If users need privacy, MapHubs is available for installation in the cloud or if you have serious security concerns, on a local server inside your organizational firewall. This is called MapHubs Pro and can be both a private or public-facing mapping platform that gives you the tools of M4E but with the ability to control access to your own data. The Environmental Investigation Agency currently uses MapHubs Pro for mapping and privately sharing illegal logging and agriculture expansion. MapHubs Pro costs vary, depending on feature and data requirements, but it is more affordable than building a custom mapping website, which can cost from $30K to hundreds of thousands of dollars. We will also be releasing MapHubs Cloud Service in the coming months for those who just want to keep one or two layers private rather than a whole institutional data platform.

MB-WT: What are your other plans for the next year?  Where do you see the platform headed?

For M4E, we have built a host of new features, such as the forest alerts, and have made it easy to embed satellite imagery, such as Planet scenes [for those with access to Planet imagery]. This year, we will keep refining the M4E’s tools as simplified map editor and increase our outreach efforts, so more people know about M4E and contribute data. We also plan to make data agreements with major organizations so users can have access to critical datasets directly from the source. This will include open imagery such as Sentinel and Landsat imagery, so you can monitor areas and create your data on deforestation and other observable land use changes.

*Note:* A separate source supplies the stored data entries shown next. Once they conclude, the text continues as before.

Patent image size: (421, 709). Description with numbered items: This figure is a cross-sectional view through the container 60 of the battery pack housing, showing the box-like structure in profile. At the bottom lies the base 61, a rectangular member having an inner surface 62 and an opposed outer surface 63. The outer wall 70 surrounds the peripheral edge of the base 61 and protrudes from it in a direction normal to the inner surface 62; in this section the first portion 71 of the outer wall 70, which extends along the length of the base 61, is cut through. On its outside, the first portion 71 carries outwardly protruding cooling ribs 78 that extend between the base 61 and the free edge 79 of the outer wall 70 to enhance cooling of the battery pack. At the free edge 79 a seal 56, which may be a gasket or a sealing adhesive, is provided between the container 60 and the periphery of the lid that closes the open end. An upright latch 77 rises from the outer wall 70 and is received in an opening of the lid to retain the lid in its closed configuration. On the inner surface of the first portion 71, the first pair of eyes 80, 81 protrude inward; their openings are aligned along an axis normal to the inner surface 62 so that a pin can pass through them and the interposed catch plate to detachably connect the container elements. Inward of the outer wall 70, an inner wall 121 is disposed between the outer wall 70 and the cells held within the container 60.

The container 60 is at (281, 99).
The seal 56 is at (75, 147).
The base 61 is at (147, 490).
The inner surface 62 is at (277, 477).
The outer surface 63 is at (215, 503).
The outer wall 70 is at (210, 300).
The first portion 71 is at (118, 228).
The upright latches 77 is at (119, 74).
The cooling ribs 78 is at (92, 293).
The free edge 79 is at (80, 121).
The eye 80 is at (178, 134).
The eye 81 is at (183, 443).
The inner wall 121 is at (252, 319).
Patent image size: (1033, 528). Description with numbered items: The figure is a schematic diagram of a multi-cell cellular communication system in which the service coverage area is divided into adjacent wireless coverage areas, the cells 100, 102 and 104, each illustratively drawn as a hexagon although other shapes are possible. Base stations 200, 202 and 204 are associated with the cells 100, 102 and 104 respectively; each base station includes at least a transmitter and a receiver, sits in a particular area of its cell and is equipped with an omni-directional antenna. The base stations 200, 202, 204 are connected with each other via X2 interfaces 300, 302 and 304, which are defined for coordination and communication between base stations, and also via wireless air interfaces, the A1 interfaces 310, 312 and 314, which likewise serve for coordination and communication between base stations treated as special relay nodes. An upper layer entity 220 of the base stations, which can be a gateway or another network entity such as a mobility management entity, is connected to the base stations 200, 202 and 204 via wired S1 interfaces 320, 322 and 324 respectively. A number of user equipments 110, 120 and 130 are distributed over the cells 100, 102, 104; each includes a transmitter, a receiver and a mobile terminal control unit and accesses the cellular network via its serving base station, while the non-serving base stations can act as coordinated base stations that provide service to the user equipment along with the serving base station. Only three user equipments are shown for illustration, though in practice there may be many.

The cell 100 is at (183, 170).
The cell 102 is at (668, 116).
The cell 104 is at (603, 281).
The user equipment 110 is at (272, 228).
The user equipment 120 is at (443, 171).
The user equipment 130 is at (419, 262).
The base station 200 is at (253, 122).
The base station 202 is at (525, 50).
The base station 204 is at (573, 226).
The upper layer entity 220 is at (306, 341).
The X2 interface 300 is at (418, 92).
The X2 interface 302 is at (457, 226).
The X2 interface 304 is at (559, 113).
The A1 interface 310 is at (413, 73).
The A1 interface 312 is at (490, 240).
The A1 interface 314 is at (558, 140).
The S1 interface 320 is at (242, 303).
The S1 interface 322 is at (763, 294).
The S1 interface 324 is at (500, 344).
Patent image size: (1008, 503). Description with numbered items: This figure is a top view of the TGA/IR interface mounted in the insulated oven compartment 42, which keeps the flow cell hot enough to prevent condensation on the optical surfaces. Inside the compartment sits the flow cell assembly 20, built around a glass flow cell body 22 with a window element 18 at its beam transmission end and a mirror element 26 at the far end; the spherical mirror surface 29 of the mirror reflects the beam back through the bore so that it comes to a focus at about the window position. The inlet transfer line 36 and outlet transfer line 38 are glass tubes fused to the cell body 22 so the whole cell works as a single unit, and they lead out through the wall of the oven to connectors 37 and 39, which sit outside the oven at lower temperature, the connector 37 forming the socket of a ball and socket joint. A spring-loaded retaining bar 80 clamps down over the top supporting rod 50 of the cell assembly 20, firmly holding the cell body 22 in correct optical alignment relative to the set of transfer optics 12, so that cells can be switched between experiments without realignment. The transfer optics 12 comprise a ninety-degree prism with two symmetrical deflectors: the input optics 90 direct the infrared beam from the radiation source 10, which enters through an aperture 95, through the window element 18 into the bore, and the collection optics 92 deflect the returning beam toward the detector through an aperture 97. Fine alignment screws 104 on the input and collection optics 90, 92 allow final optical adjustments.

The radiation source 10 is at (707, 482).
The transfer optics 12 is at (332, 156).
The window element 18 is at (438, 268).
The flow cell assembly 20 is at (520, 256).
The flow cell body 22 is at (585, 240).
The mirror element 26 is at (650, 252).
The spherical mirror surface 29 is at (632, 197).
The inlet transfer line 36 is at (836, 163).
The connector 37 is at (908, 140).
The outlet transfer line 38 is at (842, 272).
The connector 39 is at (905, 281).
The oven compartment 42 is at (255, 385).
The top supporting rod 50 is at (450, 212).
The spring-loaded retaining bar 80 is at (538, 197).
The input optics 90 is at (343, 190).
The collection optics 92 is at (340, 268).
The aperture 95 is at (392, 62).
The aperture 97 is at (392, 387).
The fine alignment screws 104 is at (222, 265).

We see M4E becoming a community-driven platform for the environmentally concerned citizen and organization. Our vision is a small, decentralized community providing the tools for both sharing data and making and disseminating maps with the minimal amount of cost and hassle. We simply provide the space and let people provide the content. For this to succeed, I think the environmental movement needs to embrace open-data principles and stop restricting access to data that has vital utility to many organizations.

Our immediate goal is to build a financial and institutional model that that allows this community to take hold and galvanize a critical mass of organizations to support transparency and data sharing.